Sementara itu, Perdana Menteri Bangladesh Sheikh Hasina menyoroti pencapaian negaranya dalam swasembada beberapa pangan penting dan mencatat bahwa pertanian tetap menjadi "tulang punggung" ekonomi dan menyediakan mata pencaharian bagi 40 persen angkatan kerja Bangladesh.
Hasina mengimbau negara-negara Asia-Pasifik untuk "mencapai ketahanan pangan dan gizi dalam arti yang sebenarnya". Untuk itu, dia menyerukan kolaborasi di antara negara-negara di kawasan tersebut pada bidang-bidang seperti pendidikan, bioteknologi, dan investasi hijau.
Direktur Jenderal FAO Qu Dongyu, yang menghadiri konferensi regional secara langsung, mengakui adanya dampak pandemi global terhadap kehidupan dan mata pencaharian masyarakat Asia dan Pasifik.

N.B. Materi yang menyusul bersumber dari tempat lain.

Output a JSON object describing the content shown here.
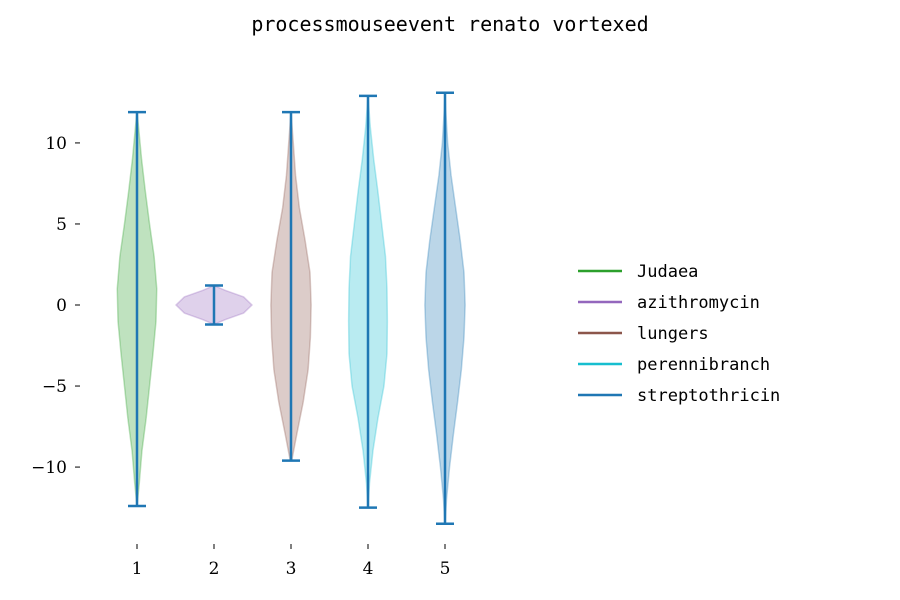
{
  "chart_data": {
    "type": "violin",
    "title": "processmouseevent renato vortexed",
    "xlabel": "",
    "ylabel": "",
    "categories": [
      "1",
      "2",
      "3",
      "4",
      "5"
    ],
    "ylim": [
      -14.5,
      14.5
    ],
    "yticks": [
      10,
      5,
      0,
      -5,
      -10
    ],
    "ytick_labels": [
      "10",
      "5",
      "0",
      "−5",
      "−10"
    ],
    "grid": false,
    "legend_position": "right",
    "line_color": "#1f77b4",
    "series": [
      {
        "name": "Judaea",
        "color": "#2ca02c",
        "min": -12.4,
        "max": 11.9,
        "profile": [
          [
            -12.4,
            0.0
          ],
          [
            -11.0,
            0.06
          ],
          [
            -9.0,
            0.13
          ],
          [
            -7.0,
            0.24
          ],
          [
            -5.0,
            0.33
          ],
          [
            -3.0,
            0.42
          ],
          [
            -1.0,
            0.5
          ],
          [
            1.0,
            0.52
          ],
          [
            3.0,
            0.45
          ],
          [
            5.0,
            0.33
          ],
          [
            7.0,
            0.22
          ],
          [
            9.0,
            0.12
          ],
          [
            11.0,
            0.04
          ],
          [
            11.9,
            0.0
          ]
        ]
      },
      {
        "name": "azithromycin",
        "color": "#9467bd",
        "min": -1.2,
        "max": 1.2,
        "profile": [
          [
            -1.2,
            0.0
          ],
          [
            -0.9,
            0.3
          ],
          [
            -0.5,
            0.78
          ],
          [
            0.0,
            1.0
          ],
          [
            0.5,
            0.78
          ],
          [
            0.9,
            0.3
          ],
          [
            1.2,
            0.0
          ]
        ]
      },
      {
        "name": "lungers",
        "color": "#8c564b",
        "min": -9.6,
        "max": 11.9,
        "profile": [
          [
            -9.6,
            0.02
          ],
          [
            -8.0,
            0.15
          ],
          [
            -6.0,
            0.32
          ],
          [
            -4.0,
            0.45
          ],
          [
            -2.0,
            0.51
          ],
          [
            0.0,
            0.53
          ],
          [
            2.0,
            0.5
          ],
          [
            4.0,
            0.37
          ],
          [
            6.0,
            0.22
          ],
          [
            8.0,
            0.12
          ],
          [
            10.0,
            0.06
          ],
          [
            11.9,
            0.0
          ]
        ]
      },
      {
        "name": "perennibranch",
        "color": "#17becf",
        "min": -12.5,
        "max": 12.9,
        "profile": [
          [
            -12.5,
            0.0
          ],
          [
            -11.0,
            0.04
          ],
          [
            -9.0,
            0.13
          ],
          [
            -7.0,
            0.26
          ],
          [
            -5.0,
            0.42
          ],
          [
            -3.0,
            0.5
          ],
          [
            -1.0,
            0.51
          ],
          [
            1.0,
            0.5
          ],
          [
            3.0,
            0.46
          ],
          [
            5.0,
            0.36
          ],
          [
            7.0,
            0.26
          ],
          [
            9.0,
            0.15
          ],
          [
            11.0,
            0.06
          ],
          [
            12.9,
            0.0
          ]
        ]
      },
      {
        "name": "streptothricin",
        "color": "#1f77b4",
        "min": -13.5,
        "max": 13.1,
        "profile": [
          [
            -13.5,
            0.0
          ],
          [
            -12.0,
            0.04
          ],
          [
            -10.0,
            0.12
          ],
          [
            -8.0,
            0.22
          ],
          [
            -6.0,
            0.33
          ],
          [
            -4.0,
            0.43
          ],
          [
            -2.0,
            0.5
          ],
          [
            0.0,
            0.53
          ],
          [
            2.0,
            0.5
          ],
          [
            4.0,
            0.4
          ],
          [
            6.0,
            0.28
          ],
          [
            8.0,
            0.16
          ],
          [
            10.0,
            0.07
          ],
          [
            12.0,
            0.02
          ],
          [
            13.1,
            0.0
          ]
        ]
      }
    ]
  }
}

Dia mengatakan bahwa ada jalan panjang yang harus ditempuh kawasan Asia-Pasifik untuk menghilangkan kelaparan dan meningkatkan gizi.
Dirjen FAO merujuk laporan FAO pada 2021 yang menemukan bahwa 40 persen populasi dunia tidak mampu membeli makanan yang sehat dan bergizi.
Kelaparan di Asia dan Pasifik telah meningkat lagi, dan ketidaksetaraan meningkat, terutama antara penduduk pedesaan dan perkotaan, perempuan, dan pemuda pedesaan tertinggal untuk menaikkan taraf hidup mereka.
"Pandemi telah memaksa kita untuk mengevaluasi kembali prioritas dan pendekatan kita untuk menciptakan masyarakat yang lebih tangguh. Pandemi juga menekankan pentingnya untuk mencapai Tujuan Pembangunan Berkelanjutan (SDGs) dalam mengamankan pangan, kesehatan, pendidikan, lingkungan yang sehat, serta menciptakan kehidupan yang layak untuk semua," kata Dirjen Dongyu dalam pernyataannya pada konferensi.
"Keadaan ini telah menyebabkan gerakan untuk mengubah sistem pertanian pangan kawasan dan ini harus membuatnya lebih efisien, lebih inklusif, lebih tangguh dan lebih berkelanjutan," katanya menambahkan.
Fokus utama Asia-Pacific Regional Conference (APRC) adalah digitalisasi proses pertanian dan pangan yang saat ini terjadi di Asia dan Pasifik, dan potensi yang mereka miliki untuk kawasan dan dunia.
Konferensi Regional Asia dan Pasifik diadakan setiap dua tahun untuk menggali pandangan dan arahan dari pemerintah negara-negara anggota FAO di kawasan.